I’m very happy to be attending the Chico Portfolio Review, organized by the Charcoal Photo Book, next week. While working on For I Shall Already Have Forgotten You, I understood that It was important to have the material seen and shared by as many people as possible before its final production.
Although I’m still looking for a home to publish the book, I’m sure that the reviewers would provide a lot of valuable feedback.
For I Shall Already Have Forgotten You is a photobook that works as a visual elegy. The entire process started in 2016, when a small Trailer Home Community a few blocks away from my home got sold to a real estate development. Since then, I started looking and paying more attention to the real estate developments around the South Florida Mobile Home Communities. The photography, the editing, and the research took another 5 years from that initial event. It also took a while before I could understand what was my take on this and how things worked with one another.
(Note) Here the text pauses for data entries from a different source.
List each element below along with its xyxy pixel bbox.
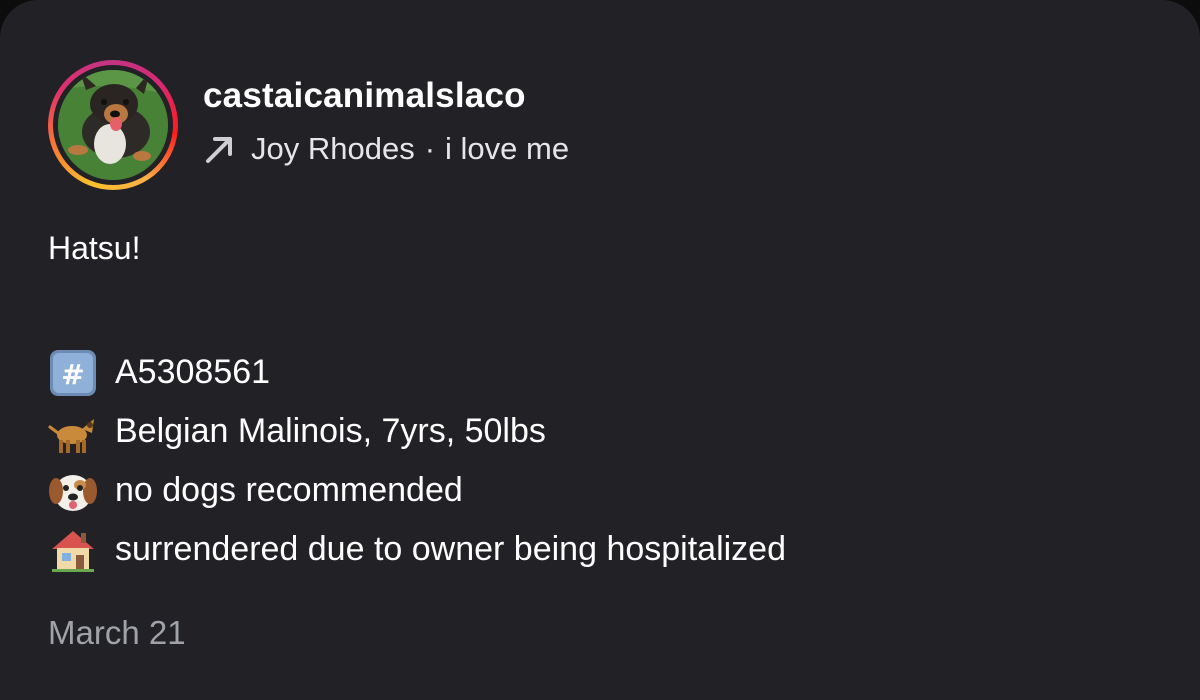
- list-item: surrendered due to owner being hospitali…: [48, 520, 786, 579]
- avatar[interactable]: [58, 70, 168, 180]
- list-item: Belgian Malinois, 7yrs, 50lbs: [48, 402, 786, 461]
- breed-age-weight: Belgian Malinois, 7yrs, 50lbs: [115, 412, 546, 450]
- dogs-compatibility: no dogs recommended: [115, 471, 463, 509]
- post-title: Hatsu!: [48, 230, 141, 266]
- post-card: castaicanimalslaco Joy Rhodes · i love m…: [0, 0, 1200, 700]
- username[interactable]: castaicanimalslaco: [203, 76, 526, 116]
- house-icon: [52, 530, 94, 572]
- svg-text:#: #: [61, 358, 84, 391]
- post-facts: # A5308561 Belgian Malinois, 7yrs, 50lbs: [48, 343, 786, 579]
- list-item: # A5308561: [48, 343, 786, 402]
- repost-arrow-icon: [206, 137, 232, 163]
- separator-dot: ·: [424, 131, 436, 166]
- hash-keycap-icon: #: [50, 349, 96, 396]
- dog-icon: [48, 418, 94, 453]
- surrender-reason: surrendered due to owner being hospitali…: [115, 530, 787, 568]
- animal-id: A5308561: [115, 353, 271, 391]
- reposter-name[interactable]: Joy Rhodes: [251, 131, 415, 167]
- list-item: no dogs recommended: [48, 461, 786, 520]
- post-date[interactable]: March 21: [48, 614, 186, 652]
- repost-attribution[interactable]: Joy Rhodes · i love me: [203, 131, 569, 167]
- dog-face-icon: [49, 474, 97, 511]
- avatar-story-ring[interactable]: [48, 60, 178, 190]
- repost-note: i love me: [445, 131, 570, 166]
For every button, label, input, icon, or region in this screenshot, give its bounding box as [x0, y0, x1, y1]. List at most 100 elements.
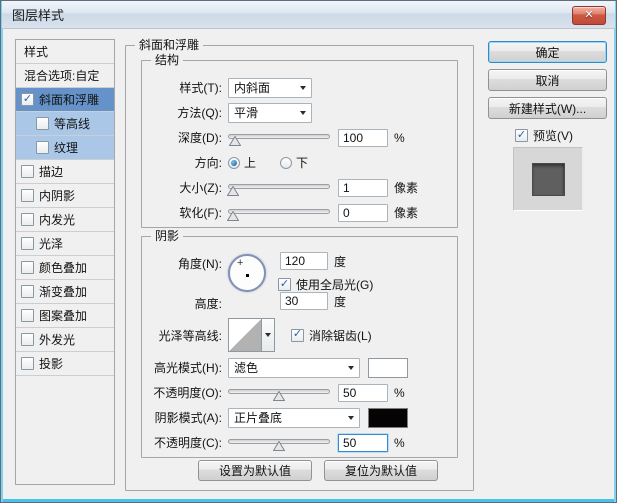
- style-label: 样式(T):: [179, 81, 222, 95]
- new-style-button[interactable]: 新建样式(W)...: [488, 97, 607, 119]
- dropdown-arrow-icon: [265, 333, 271, 337]
- sidebar-item-outer-glow[interactable]: 外发光: [16, 328, 114, 352]
- sidebar-item-satin[interactable]: 光泽: [16, 232, 114, 256]
- gloss-contour-dropdown-button[interactable]: [262, 318, 275, 352]
- size-input[interactable]: [338, 178, 388, 197]
- soften-slider[interactable]: [227, 205, 330, 221]
- set-default-button[interactable]: 设置为默认值: [198, 460, 312, 481]
- depth-input[interactable]: [338, 128, 388, 147]
- dropdown-arrow-icon: [300, 110, 306, 115]
- reset-default-button[interactable]: 复位为默认值: [324, 460, 438, 481]
- close-button[interactable]: ✕: [572, 6, 606, 25]
- slider-handle[interactable]: [229, 135, 241, 146]
- slider-handle[interactable]: [273, 390, 285, 401]
- style-select[interactable]: 内斜面: [228, 77, 312, 98]
- altitude-label: 高度:: [194, 297, 222, 311]
- sidebar-item-label: 颜色叠加: [39, 261, 88, 275]
- sidebar-item-inner-shadow[interactable]: 内阴影: [16, 184, 114, 208]
- shadow-color-swatch[interactable]: [368, 407, 408, 428]
- inner-glow-checkbox[interactable]: [21, 213, 34, 226]
- slider-handle[interactable]: [273, 440, 285, 451]
- sidebar-item-label: 外发光: [39, 333, 76, 347]
- depth-unit: %: [394, 130, 405, 145]
- sidebar-item-gradient-overlay[interactable]: 渐变叠加: [16, 280, 114, 304]
- satin-checkbox[interactable]: [21, 237, 34, 250]
- highlight-opacity-slider[interactable]: [228, 385, 330, 401]
- highlight-mode-select[interactable]: 滤色: [228, 357, 360, 378]
- texture-checkbox[interactable]: [36, 141, 49, 154]
- size-unit: 像素: [394, 181, 419, 195]
- anti-alias-checkbox[interactable]: ✓: [291, 328, 304, 342]
- angle-center-dot: [246, 274, 249, 277]
- sidebar-item-pattern-overlay[interactable]: 图案叠加: [16, 304, 114, 328]
- sidebar-item-contour[interactable]: 等高线: [16, 112, 114, 136]
- pattern-overlay-checkbox[interactable]: [21, 309, 34, 322]
- direction-down-radio[interactable]: [280, 156, 293, 169]
- sidebar-item-blending-options[interactable]: 混合选项:自定: [16, 64, 114, 88]
- titlebar[interactable]: 图层样式 ✕: [2, 1, 615, 29]
- cancel-button[interactable]: 取消: [488, 69, 607, 91]
- drop-shadow-checkbox[interactable]: [21, 357, 34, 370]
- sidebar-item-label: 混合选项:自定: [24, 69, 100, 83]
- size-slider[interactable]: [227, 180, 330, 196]
- cancel-label: 取消: [535, 73, 560, 88]
- highlight-mode-value: 滤色: [234, 361, 259, 375]
- shadow-opacity-input[interactable]: [338, 433, 388, 452]
- sidebar-item-texture[interactable]: 纹理: [16, 136, 114, 160]
- stroke-checkbox[interactable]: [21, 165, 34, 178]
- direction-up-radio[interactable]: [228, 156, 240, 169]
- sidebar-item-styles[interactable]: 样式: [16, 40, 114, 64]
- depth-slider[interactable]: [228, 130, 330, 146]
- technique-select[interactable]: 平滑: [228, 102, 312, 123]
- check-icon: ✓: [279, 277, 290, 290]
- sidebar-item-stroke[interactable]: 描边: [16, 160, 114, 184]
- bevel-emboss-checkbox[interactable]: ✓: [21, 93, 34, 106]
- highlight-opacity-input[interactable]: [338, 383, 388, 402]
- slider-handle[interactable]: [227, 210, 239, 221]
- shadow-mode-select[interactable]: 正片叠底: [228, 407, 360, 428]
- angle-crosshair-icon: +: [237, 257, 244, 269]
- preview-checkbox[interactable]: ✓: [515, 129, 528, 142]
- sidebar-item-label: 斜面和浮雕: [39, 93, 100, 107]
- outer-glow-checkbox[interactable]: [21, 333, 34, 346]
- use-global-light-checkbox[interactable]: ✓: [278, 278, 291, 291]
- gloss-contour-swatch[interactable]: [228, 318, 262, 352]
- highlight-opacity-unit: %: [394, 385, 405, 400]
- color-overlay-checkbox[interactable]: [21, 261, 34, 274]
- soften-input[interactable]: [338, 203, 388, 222]
- angle-dial[interactable]: +: [228, 254, 266, 292]
- preview-thumbnail-shape: [531, 162, 565, 196]
- technique-label: 方法(Q):: [177, 106, 222, 120]
- contour-checkbox[interactable]: [36, 117, 49, 130]
- reset-default-label: 复位为默认值: [344, 464, 417, 478]
- slider-handle[interactable]: [227, 185, 239, 196]
- slider-track: [228, 133, 330, 139]
- sidebar-item-label: 渐变叠加: [39, 285, 88, 299]
- bevel-emboss-panel: 斜面和浮雕 结构 样式(T): 内斜面 方法(Q): 平滑 深度(D): 100…: [125, 38, 474, 491]
- sidebar-item-label: 光泽: [39, 237, 64, 251]
- styles-sidebar: 样式 混合选项:自定 ✓ 斜面和浮雕 等高线 纹理 描边 内阴影 内发光 光泽 …: [15, 39, 115, 485]
- altitude-unit: 度: [334, 294, 347, 309]
- sidebar-item-color-overlay[interactable]: 颜色叠加: [16, 256, 114, 280]
- direction-up-label: 上: [244, 156, 257, 170]
- soften-label: 软化(F):: [179, 206, 222, 220]
- sidebar-item-drop-shadow[interactable]: 投影: [16, 352, 114, 376]
- check-icon: ✓: [22, 92, 33, 105]
- altitude-input[interactable]: [280, 292, 328, 310]
- structure-group: 结构 样式(T): 内斜面 方法(Q): 平滑 深度(D): 100 % 方向:…: [141, 53, 458, 228]
- gradient-overlay-checkbox[interactable]: [21, 285, 34, 298]
- shadow-opacity-slider[interactable]: [228, 435, 330, 451]
- sidebar-item-bevel-emboss[interactable]: ✓ 斜面和浮雕: [16, 88, 114, 112]
- angle-input[interactable]: [280, 252, 328, 270]
- dropdown-arrow-icon: [348, 365, 354, 370]
- shadow-opacity-label: 不透明度(C):: [154, 436, 222, 450]
- layer-style-dialog: 图层样式 ✕ 样式 混合选项:自定 ✓ 斜面和浮雕 等高线 纹理 描边 内阴影 …: [0, 0, 617, 503]
- ok-button[interactable]: 确定: [488, 41, 607, 63]
- sidebar-item-inner-glow[interactable]: 内发光: [16, 208, 114, 232]
- inner-shadow-checkbox[interactable]: [21, 189, 34, 202]
- sidebar-item-label: 内发光: [39, 213, 76, 227]
- new-style-label: 新建样式(W)...: [508, 101, 587, 116]
- dialog-title: 图层样式: [12, 8, 65, 23]
- depth-label: 深度(D):: [178, 131, 222, 145]
- highlight-color-swatch[interactable]: [368, 357, 408, 378]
For I Shall Already Have Forgotten You moves across the timeline. It goes to the past, present, and future while juxtaposing glimpses of these communities.
The project revolves around the concept of displacement. That has been a very important personal issue for me. You can say that it’s omnipresent throughout my work. There are many examples of displacement across the country and the world. I can attempt to say that the book describes an economic reality that everyone is exposed to, yet nobody is attempting to address.
Documenting these communities through photographs was an important aspect of the entire process. It allowed me to slow down these rapid urban changes while trying to understand what these fluctuations really mean. Without it, they might be no recollection of what once was.